In elementary school there was a boy who had a crush on me. He was tall (ok, everyone is tall to me) handsome and funny, there was just one little dilemma....He had a huge fascination with The Muppets. I'm not talking about just liking the show, he had actual muppet puppets. He did impersonations (his favorite was Fozzy the Bear), knew muppet facts, I mean, this kid LOVED the Muppets.
In the beginning I wasn't too keen on Muppet boy, but over time, he won me over with his humor, outgoing personality and charm. Soon we were liking each other. I found myself more interested in the muppets as well and was watching the show in order to familarize myself with the characters.
When you crush on someone, who want to be able to enjoy the things they enjoy. It's not just an adult thing, for I found myself wanting to learn all about the muppets, just to keep that connection with the boy.
Well, Muppet boy would occasionally put on little skits at our school assembly. On one occasion he asked me if I would help him. You can imagine my excitement I felt, when given the opportunity to finally handle one of his puppets and to be on stage side by side performing the skit together. How romantic is that!
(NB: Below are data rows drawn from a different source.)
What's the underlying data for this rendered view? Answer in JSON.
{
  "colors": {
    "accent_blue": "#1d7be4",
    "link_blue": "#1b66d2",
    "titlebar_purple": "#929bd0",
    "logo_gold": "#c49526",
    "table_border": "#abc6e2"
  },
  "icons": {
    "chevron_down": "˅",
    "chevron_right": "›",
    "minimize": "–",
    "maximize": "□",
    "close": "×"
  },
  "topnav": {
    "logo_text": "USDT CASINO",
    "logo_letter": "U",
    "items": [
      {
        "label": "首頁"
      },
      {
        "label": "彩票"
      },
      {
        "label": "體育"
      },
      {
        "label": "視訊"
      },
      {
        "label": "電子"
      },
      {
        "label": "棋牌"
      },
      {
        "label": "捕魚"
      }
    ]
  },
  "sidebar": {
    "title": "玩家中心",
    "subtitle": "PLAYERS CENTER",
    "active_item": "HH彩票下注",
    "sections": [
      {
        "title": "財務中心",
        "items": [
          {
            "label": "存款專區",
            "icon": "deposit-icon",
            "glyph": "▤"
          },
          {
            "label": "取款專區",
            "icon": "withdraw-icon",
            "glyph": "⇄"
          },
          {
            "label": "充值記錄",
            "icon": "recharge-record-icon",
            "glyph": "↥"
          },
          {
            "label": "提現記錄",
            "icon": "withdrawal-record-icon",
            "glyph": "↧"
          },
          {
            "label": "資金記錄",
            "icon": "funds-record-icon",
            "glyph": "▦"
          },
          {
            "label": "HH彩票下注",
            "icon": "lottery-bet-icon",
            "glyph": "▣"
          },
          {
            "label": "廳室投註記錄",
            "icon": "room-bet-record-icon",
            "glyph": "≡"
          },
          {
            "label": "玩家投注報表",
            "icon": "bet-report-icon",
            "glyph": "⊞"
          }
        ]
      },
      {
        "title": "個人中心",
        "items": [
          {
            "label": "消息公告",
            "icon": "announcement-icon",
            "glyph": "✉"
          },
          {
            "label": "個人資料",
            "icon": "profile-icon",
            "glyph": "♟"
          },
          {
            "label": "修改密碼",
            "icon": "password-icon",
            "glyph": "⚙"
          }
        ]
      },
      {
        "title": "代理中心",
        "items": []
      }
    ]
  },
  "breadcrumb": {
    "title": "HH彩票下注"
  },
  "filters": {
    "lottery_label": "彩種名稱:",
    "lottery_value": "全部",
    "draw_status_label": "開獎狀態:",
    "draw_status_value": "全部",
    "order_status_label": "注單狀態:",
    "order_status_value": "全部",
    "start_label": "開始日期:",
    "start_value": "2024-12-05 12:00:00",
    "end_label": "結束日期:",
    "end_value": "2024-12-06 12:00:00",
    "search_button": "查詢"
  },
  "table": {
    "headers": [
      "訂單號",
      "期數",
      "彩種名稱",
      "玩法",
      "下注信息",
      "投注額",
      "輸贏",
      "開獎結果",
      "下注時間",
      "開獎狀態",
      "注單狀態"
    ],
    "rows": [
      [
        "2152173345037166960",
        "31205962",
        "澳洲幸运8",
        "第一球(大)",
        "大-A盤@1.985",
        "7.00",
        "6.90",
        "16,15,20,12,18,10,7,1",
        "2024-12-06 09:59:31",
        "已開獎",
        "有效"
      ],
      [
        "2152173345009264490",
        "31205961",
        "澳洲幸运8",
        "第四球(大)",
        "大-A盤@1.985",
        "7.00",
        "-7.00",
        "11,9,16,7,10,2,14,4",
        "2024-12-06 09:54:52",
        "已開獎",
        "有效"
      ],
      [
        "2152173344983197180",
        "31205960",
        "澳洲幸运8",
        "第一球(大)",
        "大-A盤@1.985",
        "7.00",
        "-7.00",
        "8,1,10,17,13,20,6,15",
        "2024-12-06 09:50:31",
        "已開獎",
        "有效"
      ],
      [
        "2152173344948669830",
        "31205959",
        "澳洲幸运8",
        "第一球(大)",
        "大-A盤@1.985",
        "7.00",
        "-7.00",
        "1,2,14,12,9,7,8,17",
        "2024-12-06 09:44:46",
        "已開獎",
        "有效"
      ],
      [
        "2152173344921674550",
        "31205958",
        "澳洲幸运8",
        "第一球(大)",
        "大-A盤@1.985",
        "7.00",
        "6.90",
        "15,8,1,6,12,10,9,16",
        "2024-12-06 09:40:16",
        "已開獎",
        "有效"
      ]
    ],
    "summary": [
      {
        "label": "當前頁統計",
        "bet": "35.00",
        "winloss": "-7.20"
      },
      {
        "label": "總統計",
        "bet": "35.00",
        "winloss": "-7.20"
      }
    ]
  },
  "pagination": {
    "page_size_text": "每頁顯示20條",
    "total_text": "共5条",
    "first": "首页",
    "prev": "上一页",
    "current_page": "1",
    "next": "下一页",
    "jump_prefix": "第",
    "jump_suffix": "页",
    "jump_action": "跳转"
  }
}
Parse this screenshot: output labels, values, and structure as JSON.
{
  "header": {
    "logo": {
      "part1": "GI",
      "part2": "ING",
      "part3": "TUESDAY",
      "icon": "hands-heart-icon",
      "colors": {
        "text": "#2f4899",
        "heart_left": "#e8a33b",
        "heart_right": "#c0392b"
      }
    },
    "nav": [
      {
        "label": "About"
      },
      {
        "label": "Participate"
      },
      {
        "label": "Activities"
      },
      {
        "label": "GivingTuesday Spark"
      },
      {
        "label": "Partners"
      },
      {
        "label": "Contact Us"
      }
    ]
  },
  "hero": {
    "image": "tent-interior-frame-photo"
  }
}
Well this was the beginning to the end. I had no idea how intense his hobby (obsession) was until we started practicing. It was almost as if these puppets were real people. You had to handle them a certain way, there was a way in which they moved that had to be exact and don't get me started on the Muppet voices!!
His desire for a perfect performance soon began to spoil any excitment I had of sharing the spotlight with him. I started to hate the Muppets. No longer were they cute and fun. They became more and more annoying and childish. My crush was slowing being crushed.
I couldn't stand how he couldn't get through a day without talking like one of the characters or talking about the show. I was thinking of ways to bow out of the performance, but I didn't.
I went through with the Muppet skit. I know I wasn't as enthusiastic about it as he was. After the skit was over, well we were over too. We drifted apart. The Muppet love was over.
I look back on that from time to time and wonder how it could have been different. Even though that took place quite some time ago, that same scenario has occured over and over again in my relationships.
I am all for being open minded to new experiences, but that doesn't mean we have to engulf ourselves with the same hobbies of those we are dating. Naturally, we are going to have similarities that draw us together, but we should also embrace the differences and be ok with allowing the individual to engage in those hobbies..... alone.
It wasn't Muppet boy's love of the Muppets that killed the relationship, it was his need to have me feel the same way, that started the demise. I also realize that I was 10 years old and really wasn't equipped with the communication skills to take a stand or express what I wanted.
So while the Muppets ruined that immature, elementary crush, it taught me a lesson. One, you can't control the things people like. Second, it's o.k. to appreciate bits and pieces of these talents and hobbies without feeling a need to love them to the same degree. And finally, it's ok to say no if you don't want to play with a hand puppet.
I got over my anger against the Muppets over time, I even love the Muppet Christmas Carol, but please, whatever you do... don't ask me to impersonate Miss Piggy.
1 comment:
On the other hand, doing this is what got me started on the path to my current career goals... But moderation in all things. Besides, doing everything together is usually considered clingy, not romantic, right?